Featured image: Donna Richardson-Joyner/Wikipedia
Photo by Robert Mapplethorpe
Born on August 25, 1939, in Montgomery, Alabama. Dickerson was the youngest of triplets. His parents were Henry and Mahala Dickerson.
His father was a former bellhop who became an executive at the Cleveland Trust Company and his mother was a lawyer and civil rights advocate for women and minorities. They divorced when Chris was young, and he was raised primarily by his mother.
In 1957, Dickerson graduated from Olney Friends high school in Barnesville, Ohio. He was an athlete playing soccer while in his High School years. During the 1960s, he did physique modeling.
His first bodybuilding competition was in 1965, where he received third place at the Mr. Long Beach competition. The following year in 1966 Dickerson won 2nd place Mr. North America, won Mr. New York State, Mr. Eastern America, Mr. Atlantic Coast, and 1st place Junior Mr. USA most muscular.
He continued to compete in various competitions throughout the 1967, 1968, and 1969. In 1970 he then won 1st place in the Universe competition. As he continued his journey in the 70’s. He turned pro in 1973 and won a total of 15 professional bodybuilding titles across four organizations.
By the way of 1980’s he won Mr. Olympia, and won Grand Prix in New York, Miami, 2nd place Louisiana, and won California. Placed 8th in 1990 Arnold Classic and 94 became overall 4th place Masters Olympia. Nicknamed “Diamond Calves,” he was the first Black man to win the Mr. America contest.
During his career he changed what an image of God could look like in bodybuilding. He stood about 5ft.-6in. tall and weighed right at about 190 pounds. His Mr. America win signified more than muscles.
It was expected to represent of an unbelievable image of the most perfect virile American person. Chris Dickerson later died from heart failure at the age of 82, December 23, 2021 in Fort Lauderdale, Florida. He was a true bodybuilding legend.
Donna Richardson Joyner was born November 3, 1962, Silver Springs, Maryland. She graduated from Montgomery Blair High School, where she won homecoming queen as the first African American to be a part of the homecoming court.
Donna later graduated from Hollins University College with a degree in Health Education and Dance. She is an American fitness and aerobics instructor, author and ESPN television sports commentator.
Known for her series of fitness videos. Certified by AFAA and ACE as an International Fitness Expert, Richardson began her fitness career as an aerobics instructor, after responding to a challenge to take an aerobics class.
In 1992 she was hired as a co-host of the ESPN Fitness Pros Show, and costarred in her first commercial fitness tape called Platinum Buns of Steel. Throughout the 90’s she made several aerobic videos, like 1994 video “Perfect Balance Workout.”
1997 Richardson was a guest on a popular syndicated radio show and met with radio personality Tom Joyner. One year later in August of 1998 they became engaged. They then got married in Montego Bay, Jamaica in July 2000. Donna was named by Essence magazine for being “one out of 25 most inspiring women in America” in 2006.
She is also in the Guinness Book of World Records for creating and leading the world’s largest line dance, with over 50,000 participants at Megafest hosted by Bishop T. D. Jakes in Atlanta, Georgia. Richardson and Joyner later separated and devoice in 2012.

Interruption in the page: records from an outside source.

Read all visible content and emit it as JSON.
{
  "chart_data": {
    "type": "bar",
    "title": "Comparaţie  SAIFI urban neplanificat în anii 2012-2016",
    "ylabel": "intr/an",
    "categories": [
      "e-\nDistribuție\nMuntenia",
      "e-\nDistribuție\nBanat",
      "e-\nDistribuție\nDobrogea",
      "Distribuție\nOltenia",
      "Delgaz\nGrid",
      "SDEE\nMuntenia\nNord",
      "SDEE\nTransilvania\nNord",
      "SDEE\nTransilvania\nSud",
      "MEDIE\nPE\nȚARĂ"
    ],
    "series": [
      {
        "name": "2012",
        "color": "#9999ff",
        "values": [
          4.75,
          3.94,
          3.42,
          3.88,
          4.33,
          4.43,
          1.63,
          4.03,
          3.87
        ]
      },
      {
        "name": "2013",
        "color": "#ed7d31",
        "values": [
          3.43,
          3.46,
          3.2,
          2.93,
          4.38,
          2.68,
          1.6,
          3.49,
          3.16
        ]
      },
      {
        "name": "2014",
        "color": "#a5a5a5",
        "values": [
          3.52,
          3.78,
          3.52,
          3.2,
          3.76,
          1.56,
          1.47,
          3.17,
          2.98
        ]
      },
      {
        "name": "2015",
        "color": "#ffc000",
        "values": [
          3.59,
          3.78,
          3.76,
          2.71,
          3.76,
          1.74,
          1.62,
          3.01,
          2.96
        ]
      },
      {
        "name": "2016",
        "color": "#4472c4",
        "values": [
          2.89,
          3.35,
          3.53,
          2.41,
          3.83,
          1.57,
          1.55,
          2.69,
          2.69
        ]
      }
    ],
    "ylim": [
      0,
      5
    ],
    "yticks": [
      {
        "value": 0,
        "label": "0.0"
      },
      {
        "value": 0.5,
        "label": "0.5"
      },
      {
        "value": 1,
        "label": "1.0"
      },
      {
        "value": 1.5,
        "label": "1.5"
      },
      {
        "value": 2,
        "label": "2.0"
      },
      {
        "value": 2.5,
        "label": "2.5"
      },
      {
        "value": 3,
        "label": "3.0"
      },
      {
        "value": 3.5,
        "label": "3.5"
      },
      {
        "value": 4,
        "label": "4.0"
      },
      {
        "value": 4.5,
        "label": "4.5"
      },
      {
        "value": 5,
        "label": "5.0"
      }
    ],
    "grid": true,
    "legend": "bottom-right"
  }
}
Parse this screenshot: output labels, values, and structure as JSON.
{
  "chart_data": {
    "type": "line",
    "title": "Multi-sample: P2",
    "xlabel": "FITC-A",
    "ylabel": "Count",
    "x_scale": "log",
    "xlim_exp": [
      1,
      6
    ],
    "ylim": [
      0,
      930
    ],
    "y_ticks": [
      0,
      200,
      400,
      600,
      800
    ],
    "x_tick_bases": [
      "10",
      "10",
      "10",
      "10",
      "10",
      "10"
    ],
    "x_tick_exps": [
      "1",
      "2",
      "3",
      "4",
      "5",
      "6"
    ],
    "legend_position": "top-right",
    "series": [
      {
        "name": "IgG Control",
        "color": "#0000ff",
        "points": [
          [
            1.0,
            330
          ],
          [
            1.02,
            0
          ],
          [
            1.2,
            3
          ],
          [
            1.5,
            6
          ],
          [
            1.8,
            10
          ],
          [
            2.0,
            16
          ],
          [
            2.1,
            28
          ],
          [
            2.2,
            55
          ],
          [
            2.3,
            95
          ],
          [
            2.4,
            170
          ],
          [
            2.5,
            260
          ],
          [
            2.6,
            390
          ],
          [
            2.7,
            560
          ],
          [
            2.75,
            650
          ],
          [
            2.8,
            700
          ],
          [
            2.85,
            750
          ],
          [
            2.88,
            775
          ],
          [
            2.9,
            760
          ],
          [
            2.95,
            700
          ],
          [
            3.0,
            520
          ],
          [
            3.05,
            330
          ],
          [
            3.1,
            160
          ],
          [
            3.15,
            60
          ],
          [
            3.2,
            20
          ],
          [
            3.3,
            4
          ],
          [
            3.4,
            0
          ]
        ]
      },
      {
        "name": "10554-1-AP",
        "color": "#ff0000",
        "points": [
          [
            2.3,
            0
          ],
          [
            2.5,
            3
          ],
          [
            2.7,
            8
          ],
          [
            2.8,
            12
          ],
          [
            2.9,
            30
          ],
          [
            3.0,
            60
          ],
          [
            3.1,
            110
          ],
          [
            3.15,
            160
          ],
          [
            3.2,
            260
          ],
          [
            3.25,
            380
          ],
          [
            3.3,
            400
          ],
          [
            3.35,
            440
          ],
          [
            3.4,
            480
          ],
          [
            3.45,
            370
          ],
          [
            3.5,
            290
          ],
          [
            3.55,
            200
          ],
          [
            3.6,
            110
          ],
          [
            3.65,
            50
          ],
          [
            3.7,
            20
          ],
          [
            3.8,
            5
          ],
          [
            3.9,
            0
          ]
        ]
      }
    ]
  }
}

Donna Richardson is a bestselling author and an international motivational speaker. She is a renowned wellness and travel expert who has traveled to 50 states, 50 countries, and 6 continents helping people to become healthier mind, body and spirit.
She continues to spread the good news about health by empowering, educating, and energizing women and families. During the Covid-19 Pandemic, uncertainty and challenges, she steps out on faith taking a family recipe to retail that has been enjoyed by family and friends for over 25 years. Richardson and her mother both believe they can to enrich people’s connections through food for the soul.